Cinema com Rapadura

OPINIÃO   sábado, 01 de agosto de 2020

Questões de Família (2019): trama polêmica, filme baunilha

Filme holandês explora os efeitos da eutanásia em um núcleo familiar num drama genérico, mas carregado de sensibilidade e naturalidade.

A Holanda se tornou o primeiro país a legalizar a eutanásia e essa questão ainda é pouco discutida no Brasil. O longa holandês “Questões de Família” abre uma pequena janela para que se possa observar os efeitos da autonomia na escolha da própria morte, algo que foge do contexto dos brasileiros.

O filme conta a história de três irmãs: April (Linda de Mol), uma atriz de Hollywood que enfrenta problemas em sua carreira e casamento; May (Elise Schaap), uma jovem um tanto inconsequente que ainda não se encontrou na vida; e June (Tjitske Reidinga), a típica supermulher, sobrecarregada com a educação de seus três filhos. As três recebem um chamado da mãe Mies (Olga Zuiderhoek) que faz uma revelação: está com câncer terminal e decidiu partir no dia de seu aniversário. Porém, a uma das filhas deixará sua casa: a que for capaz de cuidar de seu outro filho, Jan (Bas Hoeflaak), que tem autismo.

O longa aborda questões que ainda são tabu nos dias de hoje, como o autismo, a eutanásia, liberdade sexual feminina e  – com muitas ressalvas – transgeneridade. No entanto, esses temas são retratados com muita naturalidade, diluídos em cenas leves e até mesmo cômicas. Mies é uma personagem cativante, Zuiderhoek tem presença e articula bem seu papel como matriarca e isso aliado ao bom subtexto que o roteiro implementa. Tal característica faz com que o público consiga imaginar a história de vida da mulher, e facilita a empatia do espectador em entender a falta que ela deixará naquele núcleo familiar. A jornada de April e a forma como esta se entrelaça com a de Jan, também se mostra interessante. Contudo, as outras duas irmãs, principalmente May, ficam perdidas em suas subtramas e têm fechamentos dignos de novela.

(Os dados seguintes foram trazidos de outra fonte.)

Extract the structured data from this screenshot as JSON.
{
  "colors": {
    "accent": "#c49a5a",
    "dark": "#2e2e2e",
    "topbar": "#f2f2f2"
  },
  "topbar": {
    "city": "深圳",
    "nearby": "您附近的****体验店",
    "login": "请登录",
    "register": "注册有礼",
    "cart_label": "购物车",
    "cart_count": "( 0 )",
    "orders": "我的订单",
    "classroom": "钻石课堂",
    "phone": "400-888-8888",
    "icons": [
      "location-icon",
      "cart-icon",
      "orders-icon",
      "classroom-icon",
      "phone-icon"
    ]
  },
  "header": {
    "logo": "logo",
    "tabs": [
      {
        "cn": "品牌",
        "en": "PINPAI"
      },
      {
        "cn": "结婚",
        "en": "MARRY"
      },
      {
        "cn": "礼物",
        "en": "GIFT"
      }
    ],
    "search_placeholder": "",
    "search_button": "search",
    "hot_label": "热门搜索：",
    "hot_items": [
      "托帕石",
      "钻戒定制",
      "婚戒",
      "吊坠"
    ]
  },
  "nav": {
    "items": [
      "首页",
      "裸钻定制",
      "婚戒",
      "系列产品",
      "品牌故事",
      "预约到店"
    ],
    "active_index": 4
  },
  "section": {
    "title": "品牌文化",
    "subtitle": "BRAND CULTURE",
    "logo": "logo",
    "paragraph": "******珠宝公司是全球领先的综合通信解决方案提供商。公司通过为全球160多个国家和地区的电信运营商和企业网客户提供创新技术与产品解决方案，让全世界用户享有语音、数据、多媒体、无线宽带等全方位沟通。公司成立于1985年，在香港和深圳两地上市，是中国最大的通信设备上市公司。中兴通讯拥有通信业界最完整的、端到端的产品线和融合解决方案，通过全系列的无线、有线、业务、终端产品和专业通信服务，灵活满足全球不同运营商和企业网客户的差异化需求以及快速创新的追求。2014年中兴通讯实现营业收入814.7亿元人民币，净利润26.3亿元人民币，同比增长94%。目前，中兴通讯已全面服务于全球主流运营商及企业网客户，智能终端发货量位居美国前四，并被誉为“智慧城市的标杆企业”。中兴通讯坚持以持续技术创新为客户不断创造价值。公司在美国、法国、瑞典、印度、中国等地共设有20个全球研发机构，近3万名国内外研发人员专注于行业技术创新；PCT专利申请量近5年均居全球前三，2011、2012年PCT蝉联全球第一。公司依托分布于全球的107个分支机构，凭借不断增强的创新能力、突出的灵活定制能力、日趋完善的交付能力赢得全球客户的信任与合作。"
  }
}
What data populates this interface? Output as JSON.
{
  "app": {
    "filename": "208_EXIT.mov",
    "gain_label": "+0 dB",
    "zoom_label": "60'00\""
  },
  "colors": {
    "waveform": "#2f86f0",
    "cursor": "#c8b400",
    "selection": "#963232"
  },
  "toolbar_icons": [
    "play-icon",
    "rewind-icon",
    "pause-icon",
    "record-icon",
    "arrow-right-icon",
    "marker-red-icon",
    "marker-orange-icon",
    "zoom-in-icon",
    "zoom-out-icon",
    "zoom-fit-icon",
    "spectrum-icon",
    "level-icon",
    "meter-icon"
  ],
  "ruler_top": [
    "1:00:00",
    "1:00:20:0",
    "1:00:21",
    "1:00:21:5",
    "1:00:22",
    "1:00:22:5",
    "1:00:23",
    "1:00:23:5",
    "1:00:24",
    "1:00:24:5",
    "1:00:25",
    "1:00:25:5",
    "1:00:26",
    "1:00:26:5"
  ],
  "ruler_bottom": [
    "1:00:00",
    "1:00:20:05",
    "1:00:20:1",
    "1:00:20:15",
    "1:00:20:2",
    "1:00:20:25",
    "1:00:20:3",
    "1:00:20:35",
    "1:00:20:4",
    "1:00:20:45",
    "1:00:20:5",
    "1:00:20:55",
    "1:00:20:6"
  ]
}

Embora a trama explore brevemente a normalização da liberdade sexual feminina – quando a mulher tem controle sobre quais e quantos parceiros deseja, livre de julgamentos – a obra se fecha demais no conceito de felicidade e plenitude, atribuindo ao sexo oposto a solução de vida para todas as personagens. Além dessa grave problemática, o roteiro perde a chance de trabalhar a personagem trans com profundidade. Sua história é apenas mencionada, brevemente e, embora sua existência seja introduzida de forma natural, o diálogo que a insere carrega uma visão problemática. Este fato poderia ser compreendido como sendo uma ótica distorcida de Mies, uma mulher cis, mas o roteiro não se responsabiliza em contextualizar este fato. De mais a mais, sua aparição breve nos momentos finais é feita desnecessariamente pela interpretação de um ator cisgênero.

O ritmo é ligeiramente cansativo e a cinematografia em nada agrega, é genérica. No entanto, o filme não se propõe a ousar ou refletir muito sobre si mesmo. A dinâmica familiar é o que torna a obra envolvente e interessante, além do bom trabalho de atuação de boa parte do elenco. No geral, consegue promover reflexões sobre a morte, perda e legado, temas que muitos costumam evitar de pensar, mas estão intrinsecamente ligados à humanidade.